Monday, December 23, 2013

Bags and other vessels

Every year at this time, I find myself making small gift bags. I think it must be frustration with the reality that there is no time to make actual gifts. Something about small bags beckons to me.

Here is a draw string bag I made for a pair of fold-up scissors. It was a gift to take to a sewing group party.

Sewing these circular draw string bags is easy, starting with a tracing of a dinner plate. Trace and cut two circles. Use a dessert plate to chalk in the line for a channel, about 2 inches inside the outer circle.

The face fabric on this one is a scrap of cotton batik. The lining is a luminous silk scrap.

The first sewing step is machining two button holes on the outer/face fabric. I make the two button holes on opposite sides of the circle aligned with the tracing for the channel . Because this is just one layer of fabric, it helps to slip some stabilizer under the buttonhole area before machining the button holes.

Next I sew the two circles right sides together with a 1/4 inch SA, leaving an opening wide enough for my hand in the bias area. After turning these inside out, I steam press the circle. Then I invisibly stitch the opening closed.

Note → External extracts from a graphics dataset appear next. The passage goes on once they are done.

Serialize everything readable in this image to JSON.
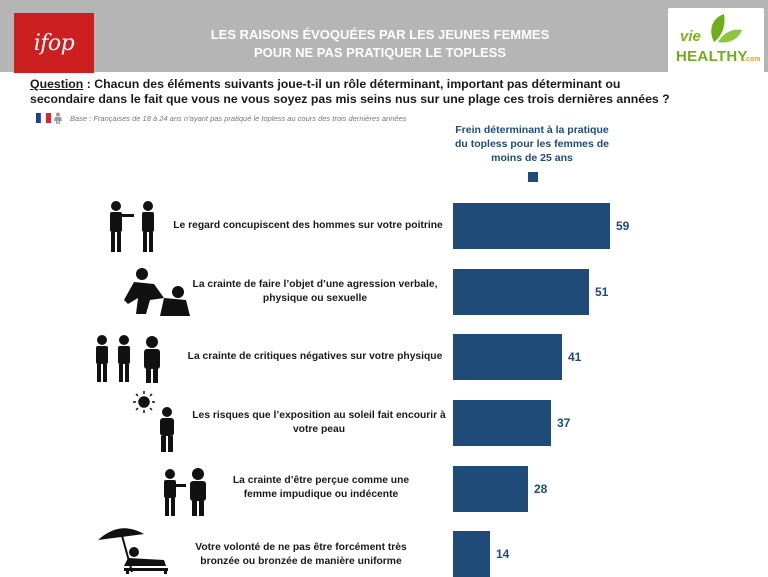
{
  "header": {
    "logo_text": "ifop",
    "title_line1": "LES RAISONS ÉVOQUÉES PAR LES JEUNES FEMMES",
    "title_line2": "POUR NE PAS PRATIQUER LE TOPLESS",
    "partner_logo": {
      "vie": "vie",
      "healthy": "HEALTHY",
      "com": ".com"
    }
  },
  "question": {
    "label": "Question",
    "text": " : Chacun des éléments suivants joue-t-il un rôle déterminant, important pas déterminant ou secondaire dans le fait que vous ne vous soyez pas mis seins nus sur une plage ces trois dernières années ?"
  },
  "base": "Base : Françaises de 18 à 24 ans n’ayant pas pratiqué le topless au cours des trois dernières années",
  "colors": {
    "bar": "#1f4b78",
    "header": "#b5b5b5",
    "logo": "#cc1f1f"
  },
  "chart_data": {
    "type": "bar",
    "orientation": "horizontal",
    "title": "",
    "xlim": [
      0,
      59
    ],
    "categories": [
      "Le regard concupiscent des hommes sur votre poitrine",
      "La crainte de faire l’objet d’une agression verbale, physique ou sexuelle",
      "La crainte de critiques négatives sur votre physique",
      "Les risques que l’exposition au soleil fait encourir à votre peau",
      "La crainte d’être perçue comme une femme impudique ou indécente",
      "Votre volonté de ne pas être forcément très bronzée ou bronzée de manière uniforme"
    ],
    "series": [
      {
        "name": "Frein déterminant à la pratique du topless pour les femmes de moins de 25 ans",
        "values": [
          59,
          51,
          41,
          37,
          28,
          14
        ]
      }
    ],
    "data_labels": [
      "59",
      "51",
      "41",
      "37",
      "28",
      "14"
    ],
    "legend": "top"
  },
  "icons": [
    "men-staring-icon",
    "aggression-icon",
    "criticism-icon",
    "sun-icon",
    "judging-icon",
    "sunbathing-icon"
  ]
}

I find it easier to complete a smooth arc on the opening when I hand sew on the bias rather than the straight of grain.

Next I sew the channel. making it about 1/2 inch wide, centering the button holes on the channel.

Lastly I thread the cording, usually rayon rat tail, because it threads so smoothly. I make sure the cording passes through the channel twice as that makes it easier to use as drawstrings.

Sometimes I tie the ends together and make it decorative. Other times I machine stitch them together and make sure they are inside the channel and not visible.

Here is a gift bag I made for the gift certificate we gave the fabulous leader of that group. The gift certificate, an idea that I resist, needed a fabric vessel. This was an opportunity for sashiko, sort of. I love this primitive stitch.

The face fabric is silk dupioni; the interior is quilt cotton. The face fabric was interlined with cotton flannel to support the hand-stitch. The quilt cotton was beefed up with fusible interfacing. The interior has one plain pocket and one zippered pocket. The edges were finished with a standard bias binding.

I've made several draw string bags that are winging their way to the bottom of a Christmas tree. And then a few nights ago, feeling restless with a need to create, resisting the need to shop, I made this machine quilted bag.

Black silk dupioni, machine quilted with a rayon thread

Lastly there are these little fleece gloves made for 4YO grandson. Another vessel for the treasure of his cold little hands.

I think I'm done with vessels for the moment. Time to move on to the really last minute hand-made gifts.